Perhaps the GSA was willing to overlook Trump’s rocky financial history because he brought in as his partner Colony Capital, a well-known private-equity firm with more than $30 billion under management that specializes in real estate. Trump and Tom Barrack, Colony’s founder, have known each other at least since 1988, when Barrack earned a quick $50 million for his boss, investor Robert Bass, by selling the Plaza Hotel to Trump for what was then the astronomical sum of $390 million. Barrack also refinanced one of Trump’s troubled Atlantic City hotels back in the 1990s.

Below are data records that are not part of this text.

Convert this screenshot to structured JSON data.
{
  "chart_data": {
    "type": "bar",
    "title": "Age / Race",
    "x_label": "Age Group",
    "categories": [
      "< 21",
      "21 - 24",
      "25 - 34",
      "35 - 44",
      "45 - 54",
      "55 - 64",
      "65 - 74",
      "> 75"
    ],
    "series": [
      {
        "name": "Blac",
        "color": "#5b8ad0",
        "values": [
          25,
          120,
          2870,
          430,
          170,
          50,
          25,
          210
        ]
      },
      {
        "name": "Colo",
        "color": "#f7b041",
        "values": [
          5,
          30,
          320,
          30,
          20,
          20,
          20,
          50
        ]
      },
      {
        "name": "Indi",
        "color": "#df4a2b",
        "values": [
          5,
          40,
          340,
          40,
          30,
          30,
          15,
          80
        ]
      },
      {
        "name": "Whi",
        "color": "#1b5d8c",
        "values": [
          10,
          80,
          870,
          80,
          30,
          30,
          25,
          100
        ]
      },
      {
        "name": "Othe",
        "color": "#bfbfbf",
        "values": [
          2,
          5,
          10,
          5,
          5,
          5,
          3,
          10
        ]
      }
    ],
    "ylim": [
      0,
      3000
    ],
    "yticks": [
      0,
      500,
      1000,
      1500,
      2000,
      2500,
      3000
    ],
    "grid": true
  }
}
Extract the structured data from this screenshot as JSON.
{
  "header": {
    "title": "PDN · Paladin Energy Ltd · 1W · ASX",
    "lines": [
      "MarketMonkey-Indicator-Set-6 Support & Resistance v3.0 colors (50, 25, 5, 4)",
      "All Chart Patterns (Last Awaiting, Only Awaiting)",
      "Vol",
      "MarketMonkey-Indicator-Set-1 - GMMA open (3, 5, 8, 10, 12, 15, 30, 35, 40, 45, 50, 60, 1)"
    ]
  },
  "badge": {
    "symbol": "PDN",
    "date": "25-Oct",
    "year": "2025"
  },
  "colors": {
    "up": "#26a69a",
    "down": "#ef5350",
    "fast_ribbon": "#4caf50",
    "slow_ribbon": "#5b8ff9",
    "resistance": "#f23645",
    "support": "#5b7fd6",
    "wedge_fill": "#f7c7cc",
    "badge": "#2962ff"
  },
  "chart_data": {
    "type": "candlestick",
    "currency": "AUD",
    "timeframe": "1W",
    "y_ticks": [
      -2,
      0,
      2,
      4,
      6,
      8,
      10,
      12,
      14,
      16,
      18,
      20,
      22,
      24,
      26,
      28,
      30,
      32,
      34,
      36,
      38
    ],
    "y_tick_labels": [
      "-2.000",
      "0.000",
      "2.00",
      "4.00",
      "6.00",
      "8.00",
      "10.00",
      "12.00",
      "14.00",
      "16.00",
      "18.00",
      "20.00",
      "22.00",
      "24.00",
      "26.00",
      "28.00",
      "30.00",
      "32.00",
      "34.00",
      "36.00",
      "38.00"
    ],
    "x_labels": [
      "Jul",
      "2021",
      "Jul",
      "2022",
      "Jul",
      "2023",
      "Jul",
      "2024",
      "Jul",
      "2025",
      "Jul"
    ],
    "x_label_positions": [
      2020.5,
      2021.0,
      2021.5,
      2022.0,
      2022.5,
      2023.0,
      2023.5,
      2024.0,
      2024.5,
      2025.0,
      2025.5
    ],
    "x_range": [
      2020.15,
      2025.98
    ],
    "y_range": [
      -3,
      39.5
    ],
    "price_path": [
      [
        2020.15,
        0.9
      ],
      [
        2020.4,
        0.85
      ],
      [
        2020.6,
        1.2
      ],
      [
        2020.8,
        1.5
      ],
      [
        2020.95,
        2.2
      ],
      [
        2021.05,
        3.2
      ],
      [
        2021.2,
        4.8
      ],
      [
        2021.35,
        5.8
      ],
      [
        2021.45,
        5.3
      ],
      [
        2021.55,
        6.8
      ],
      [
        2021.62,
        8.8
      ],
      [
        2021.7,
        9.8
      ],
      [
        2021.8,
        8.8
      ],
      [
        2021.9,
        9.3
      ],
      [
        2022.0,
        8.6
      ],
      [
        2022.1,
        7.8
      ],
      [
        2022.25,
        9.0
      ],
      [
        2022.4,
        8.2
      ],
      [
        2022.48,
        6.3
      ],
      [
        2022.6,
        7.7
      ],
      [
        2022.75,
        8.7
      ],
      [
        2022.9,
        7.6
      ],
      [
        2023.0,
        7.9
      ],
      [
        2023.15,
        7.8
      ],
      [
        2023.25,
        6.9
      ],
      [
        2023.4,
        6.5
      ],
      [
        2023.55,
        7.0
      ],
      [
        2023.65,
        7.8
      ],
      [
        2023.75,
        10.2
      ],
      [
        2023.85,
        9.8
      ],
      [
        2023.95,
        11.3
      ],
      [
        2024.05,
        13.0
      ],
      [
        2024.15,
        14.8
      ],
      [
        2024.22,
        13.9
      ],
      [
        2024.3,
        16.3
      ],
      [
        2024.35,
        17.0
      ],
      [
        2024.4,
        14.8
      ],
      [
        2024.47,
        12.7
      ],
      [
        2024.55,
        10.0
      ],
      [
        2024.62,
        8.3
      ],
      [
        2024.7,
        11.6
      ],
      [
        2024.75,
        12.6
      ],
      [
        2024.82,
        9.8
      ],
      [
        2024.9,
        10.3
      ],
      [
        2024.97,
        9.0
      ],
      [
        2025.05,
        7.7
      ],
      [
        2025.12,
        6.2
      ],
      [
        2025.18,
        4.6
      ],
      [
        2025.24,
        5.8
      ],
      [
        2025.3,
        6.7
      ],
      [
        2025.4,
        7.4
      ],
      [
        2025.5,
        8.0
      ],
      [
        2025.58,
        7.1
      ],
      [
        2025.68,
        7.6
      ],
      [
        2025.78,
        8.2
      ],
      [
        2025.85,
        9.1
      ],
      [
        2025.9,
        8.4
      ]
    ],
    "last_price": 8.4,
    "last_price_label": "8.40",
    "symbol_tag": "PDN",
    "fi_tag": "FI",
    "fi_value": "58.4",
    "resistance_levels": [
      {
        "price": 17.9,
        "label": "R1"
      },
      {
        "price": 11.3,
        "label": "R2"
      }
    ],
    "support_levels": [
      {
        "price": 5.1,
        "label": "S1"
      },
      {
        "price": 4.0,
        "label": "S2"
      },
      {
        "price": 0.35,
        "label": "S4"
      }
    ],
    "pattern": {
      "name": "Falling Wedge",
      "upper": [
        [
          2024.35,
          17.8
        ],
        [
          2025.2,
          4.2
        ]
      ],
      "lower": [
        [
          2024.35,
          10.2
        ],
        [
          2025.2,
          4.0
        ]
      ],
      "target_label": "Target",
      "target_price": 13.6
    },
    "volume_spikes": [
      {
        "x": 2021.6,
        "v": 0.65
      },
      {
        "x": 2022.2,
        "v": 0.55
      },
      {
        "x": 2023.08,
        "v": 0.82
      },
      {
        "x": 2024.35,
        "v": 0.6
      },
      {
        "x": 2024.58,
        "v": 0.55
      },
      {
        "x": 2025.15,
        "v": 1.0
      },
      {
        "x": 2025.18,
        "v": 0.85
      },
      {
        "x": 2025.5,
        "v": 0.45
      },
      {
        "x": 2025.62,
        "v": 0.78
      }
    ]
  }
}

These days, however, Barrack has a few hotel problems of his own. The Las Vegas Hilton, which Colony owns with Goldman Sachs, is in receivership and has lost its Hilton franchise. Along with Goldman, Colony was recently forced to forfeit control of the giant Atlantis resort in the Bahamas after failing to refinance the $2.5 billion in debt it took on to buy Kerzner International, a resort group. Meanwhile, Colony’s Atlantic City Hilton recently managed to avoid foreclosure only by allowing creditors to foreclose on two properties in Mississippi and receiving special permission from New Jersey gaming officials to offer 25-cent chips in its casino.

Like many in the real estate game, Colony and Trump are high-risk gamblers who play all the angles and have a habit of overpaying and overleveraging. When projects get into trouble, as this one surely will, they think nothing of handing the keys over to the lenders and moving on to the next deal. They have no roots in Washington and precious little experience with major structural renovation of historic properties.

In short, they are hardly the kind of steady, reliable, long-term partners the government needs for the redevelopment of a problem-plagued property on America’s Main Street.